Standardizing deliverables and looking toward the future

As Arup has grown, so, too, has their use of Revu for project delivery. The success of working digitally has begun to influence and standardize the way Arup executes regional workflows. “Rather than just clicking random buttons on toolbars, we have customized tool chests in Revu that we use now through the markup and review activities,” declares Russell. “Those tool chests are growing daily in their breadth and complexity, and across a whole host of our disciplines. Not just transport and resources, but billings and rail and anyone and everyone who wants to utilize those tools.” Ben implies an even bigger picture for the company’s future uses of Revu for digital project delivery. “We’ve got some standardization across the tool chests already, within certain disciplines,” he asserts. “So, as required, we customize it for niche applications, but we already have a set of standards that we’re trying to roll-out automatically across the globe.”

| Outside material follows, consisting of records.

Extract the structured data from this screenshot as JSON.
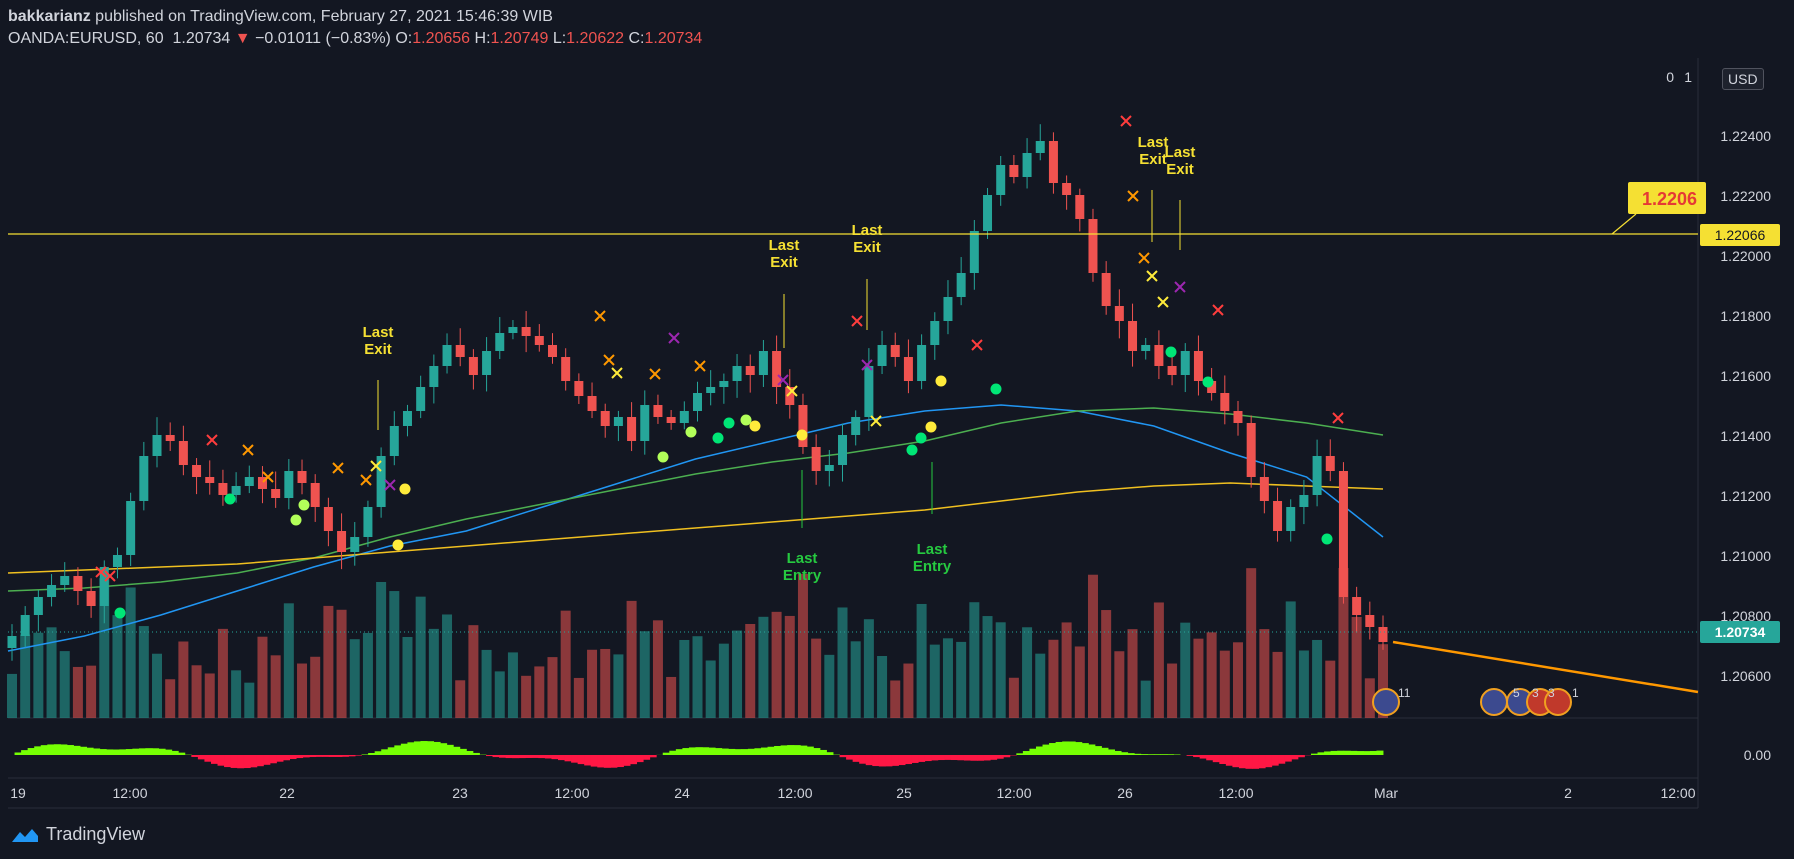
{
  "header": {
    "publisher": "bakkarianz",
    "published_text": "published on TradingView.com, February 27, 2021 15:46:39 WIB",
    "symbol": "OANDA:EURUSD, 60",
    "last": "1.20734",
    "change": "−0.01011 (−0.83%)",
    "open_label": "O:",
    "open": "1.20656",
    "high_label": "H:",
    "high": "1.20749",
    "low_label": "L:",
    "low": "1.20622",
    "close_label": "C:",
    "close": "1.20734"
  },
  "currency_badge": "USD",
  "price_axis": {
    "ticks": [
      "1.22400",
      "1.22200",
      "1.22000",
      "1.21800",
      "1.21600",
      "1.21400",
      "1.21200",
      "1.21000",
      "1.20800",
      "1.20600"
    ],
    "top_partial": "1",
    "top_partial_suffix": "0",
    "current_price": "1.20734",
    "hline_price": "1.22066",
    "hline_callout": "1.2206"
  },
  "oscillator_axis": {
    "tick": "0.00"
  },
  "time_axis": {
    "labels": [
      "19",
      "12:00",
      "22",
      "23",
      "12:00",
      "24",
      "12:00",
      "25",
      "12:00",
      "26",
      "12:00",
      "Mar",
      "2",
      "12:00"
    ]
  },
  "annotations": [
    {
      "text1": "Last",
      "text2": "Exit",
      "color": "#f5e033"
    },
    {
      "text1": "Last",
      "text2": "Exit",
      "color": "#f5e033"
    },
    {
      "text1": "Last",
      "text2": "Exit",
      "color": "#f5e033"
    },
    {
      "text1": "Last",
      "text2": "Exit",
      "color": "#f5e033"
    },
    {
      "text1": "Last",
      "text2": "Exit",
      "color": "#f5e033"
    },
    {
      "text1": "Last",
      "text2": "Entry",
      "color": "#26c940"
    },
    {
      "text1": "Last",
      "text2": "Entry",
      "color": "#26c940"
    }
  ],
  "event_badges": [
    "11",
    "5",
    "3",
    "3",
    "1"
  ],
  "footer": {
    "brand": "TradingView"
  },
  "colors": {
    "background": "#131722",
    "up": "#26a69a",
    "down": "#ef5350",
    "ma_fast": "#2196f3",
    "ma_mid": "#4caf50",
    "ma_slow": "#f0c020",
    "hline": "#f5e033",
    "trend": "#ff9800"
  },
  "chart_data": {
    "type": "candlestick",
    "symbol": "OANDA:EURUSD",
    "interval": "60",
    "ylim": [
      1.205,
      1.226
    ],
    "current_price": 1.20734,
    "horizontal_line": 1.22066,
    "close_path": [
      1.2075,
      1.2082,
      1.2088,
      1.2092,
      1.2095,
      1.209,
      1.2085,
      1.2098,
      1.2102,
      1.212,
      1.2135,
      1.2142,
      1.214,
      1.2132,
      1.2128,
      1.2126,
      1.2122,
      1.2125,
      1.2128,
      1.2124,
      1.2121,
      1.213,
      1.2126,
      1.2118,
      1.211,
      1.2103,
      1.2108,
      1.2118,
      1.2135,
      1.2145,
      1.215,
      1.2158,
      1.2165,
      1.2172,
      1.2168,
      1.2162,
      1.217,
      1.2176,
      1.2178,
      1.2175,
      1.2172,
      1.2168,
      1.216,
      1.2155,
      1.215,
      1.2145,
      1.2148,
      1.214,
      1.2152,
      1.2148,
      1.2146,
      1.215,
      1.2156,
      1.2158,
      1.216,
      1.2165,
      1.2162,
      1.217,
      1.2158,
      1.2152,
      1.2138,
      1.213,
      1.2132,
      1.2142,
      1.2148,
      1.2165,
      1.2172,
      1.2168,
      1.216,
      1.2172,
      1.218,
      1.2188,
      1.2196,
      1.221,
      1.2222,
      1.2232,
      1.2228,
      1.2236,
      1.224,
      1.2226,
      1.2222,
      1.2214,
      1.2196,
      1.2185,
      1.218,
      1.217,
      1.2172,
      1.2165,
      1.2162,
      1.217,
      1.216,
      1.2156,
      1.215,
      1.2146,
      1.2128,
      1.212,
      1.211,
      1.2118,
      1.2122,
      1.2135,
      1.213,
      1.2088,
      1.2082,
      1.2078,
      1.2073
    ],
    "moving_averages": [
      {
        "color": "#2196f3",
        "path": [
          1.207,
          1.2075,
          1.2082,
          1.209,
          1.2098,
          1.2105,
          1.211,
          1.2118,
          1.2126,
          1.2134,
          1.214,
          1.2146,
          1.215,
          1.2152,
          1.215,
          1.2145,
          1.2136,
          1.2128,
          1.2108
        ]
      },
      {
        "color": "#4caf50",
        "path": [
          1.209,
          1.2091,
          1.2093,
          1.2096,
          1.2101,
          1.2108,
          1.2114,
          1.2119,
          1.2124,
          1.2129,
          1.2133,
          1.2136,
          1.214,
          1.2146,
          1.215,
          1.2151,
          1.2149,
          1.2146,
          1.2142
        ]
      },
      {
        "color": "#f0c020",
        "path": [
          1.2096,
          1.2097,
          1.2098,
          1.2099,
          1.2101,
          1.2103,
          1.2105,
          1.2107,
          1.2109,
          1.2111,
          1.2113,
          1.2115,
          1.2117,
          1.212,
          1.2123,
          1.2125,
          1.2126,
          1.2125,
          1.2124
        ]
      }
    ],
    "oscillator": {
      "zero_label": "0.00"
    }
  }
}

The use of Revu and Studio has helped to maintain Arup’s high degree of standards for project delivery and has also influenced project partners to further their own use of technology for deliverables. “We’ve used Revu on quite a number of projects now, working outside of Arup with partners, and we’ve found that, by the end of the projects, most of those other partners have decided to take Revu up, because they’ve seen some of the amazing things that we can do with it and how it’s helped us so significantly. And the way we use it is, that we can still leverage all the fantastic tools and features of Bluebeam, even if our project partners choose not to use Bluebeam themselves,” insists Ben. “After using it, it’s like there is no excuse. I don’t see how you could go back to working the way we used to.”

people working in office
The real-time collaboration within Bluebeam Studio allows Arup to involve subject matter experts from offices across the globe.

Arup’s culture of innovation fosters an organic approach to technology, keeping the company ahead of the curve in both project opportunities and employee procurement. This empowerment is not lost on James. “The way the company works, we never impose things on people. The way we’ve always worked is to give people all the tools and let people pick what tools they want to use. There was no direction to say everyone’s got to move across to this. It’s more about people just finding benefit in using the tool and wanting to use it. And we’ve evolved to the point where we’re now using activity-based working, which is fantastic.” That empowered culture of innovation is also key to finding the future leaders of the company, insists Russell. “Some of the digital transformations that we’ve been pushing has been incredibly helpful in attracting the kind of talent that we want at Arup. People that are hungry for more, that don’t accept the way we’re currently doing things is always the best, and they strive to try something new.”